FIG. 3 is a schematic diagram of a sulfurous acid detection device.

[Explanation of symbols]

100 Case of sulfite detection device 200 Sulfur dioxide detection device sensor 1 Housing 2 Oxygen detector 3 Measurement chamber forming body 4 Biomembrane holder 5 Stirring device 6 Oxygen battery 40 Bio membrane

Claims (5)

[Claims] 1. A cylindrical housing that is removably attached to a case of a sulfur dioxide detection device, an oxygen detector that is removably inserted into the housing, and an oxygen detector that is attached to the housing facing the detection section of the oxygen detector. a measurement chamber for the liquid to be measured, which is removably attached to the oxygen detector and arranged between the detection section and the measurement chamber, and a sulfite-oxidizing bacteria,
A sensor for a sulfite detection device comprising an immobilized membrane on which the bacteria are immobilized, and a biomembrane on which a gas permeable membrane is laminated. 2. A sensor for a sulfur dioxide detection device according to claim 1, wherein the oxygen detector comprises a handle housing an outlet therein, and an oxygen battery removably fitted into one end of the handle. 3. In claim 2, the biomembrane is configured as a membrane holder in which a biomembrane holding sulfite-oxidizing bacteria is stretched over an end face of a cylindrical biomembrane cap, and the cap is attached to the oxygen detector.

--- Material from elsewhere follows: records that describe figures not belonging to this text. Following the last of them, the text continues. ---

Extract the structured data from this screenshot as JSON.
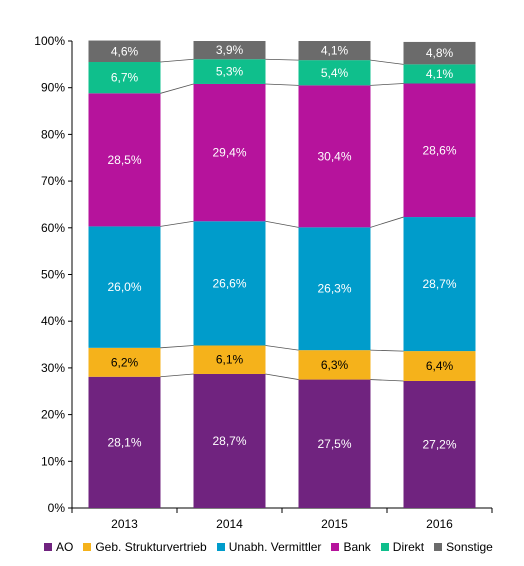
{
  "chart_data": {
    "type": "bar",
    "stacked": true,
    "percent_scale": true,
    "categories": [
      "2013",
      "2014",
      "2015",
      "2016"
    ],
    "ylim": [
      0,
      100
    ],
    "yticks": [
      "0%",
      "10%",
      "20%",
      "30%",
      "40%",
      "50%",
      "60%",
      "70%",
      "80%",
      "90%",
      "100%"
    ],
    "legend_position": "bottom",
    "series": [
      {
        "name": "AO",
        "color": "#70237f",
        "values": [
          28.1,
          28.7,
          27.5,
          27.2
        ],
        "labels": [
          "28,1%",
          "28,7%",
          "27,5%",
          "27,2%"
        ]
      },
      {
        "name": "Geb. Strukturvertrieb",
        "color": "#f5b21b",
        "values": [
          6.2,
          6.1,
          6.3,
          6.4
        ],
        "labels": [
          "6,2%",
          "6,1%",
          "6,3%",
          "6,4%"
        ]
      },
      {
        "name": "Unabh. Vermittler",
        "color": "#009ccb",
        "values": [
          26.0,
          26.6,
          26.3,
          28.7
        ],
        "labels": [
          "26,0%",
          "26,6%",
          "26,3%",
          "28,7%"
        ]
      },
      {
        "name": "Bank",
        "color": "#b6139c",
        "values": [
          28.5,
          29.4,
          30.4,
          28.6
        ],
        "labels": [
          "28,5%",
          "29,4%",
          "30,4%",
          "28,6%"
        ]
      },
      {
        "name": "Direkt",
        "color": "#0fbf8c",
        "values": [
          6.7,
          5.3,
          5.4,
          4.1
        ],
        "labels": [
          "6,7%",
          "5,3%",
          "5,4%",
          "4,1%"
        ]
      },
      {
        "name": "Sonstige",
        "color": "#6b6b6b",
        "values": [
          4.6,
          3.9,
          4.1,
          4.8
        ],
        "labels": [
          "4,6%",
          "3,9%",
          "4,1%",
          "4,8%"
        ]
      }
    ]
  }
}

The sensor of the sulfur dioxide detection device is fitted and screwed onto one end. 4. In claim 3, the biofilm is stretched over the end surface of the cylindrical biomembrane cap, and the periphery is placed between the outer periphery of the cap and the inner periphery of the presser ring by a presser ring fitted onto the cap. A sensor for a sulfur dioxide detection device that is mounted in a sandwiched manner. 5. In claim 3, the oxygen cell has one end serving as a detection portion having a flat spherical surface, an oxygen electrode formed in the center thereof, and a window having a circular diameter formed in the measurement chamber. An O-ring groove inclined toward the oxygen battery side is provided on the window edge, and an O-ring is fitted into the O-ring groove with an end surface protruding toward the battery side, and one spherical end of the oxygen battery is connected to the oxygen battery through the biofilm. The sensor of the sulfur dioxide detection device is pressed into contact with the O-ring.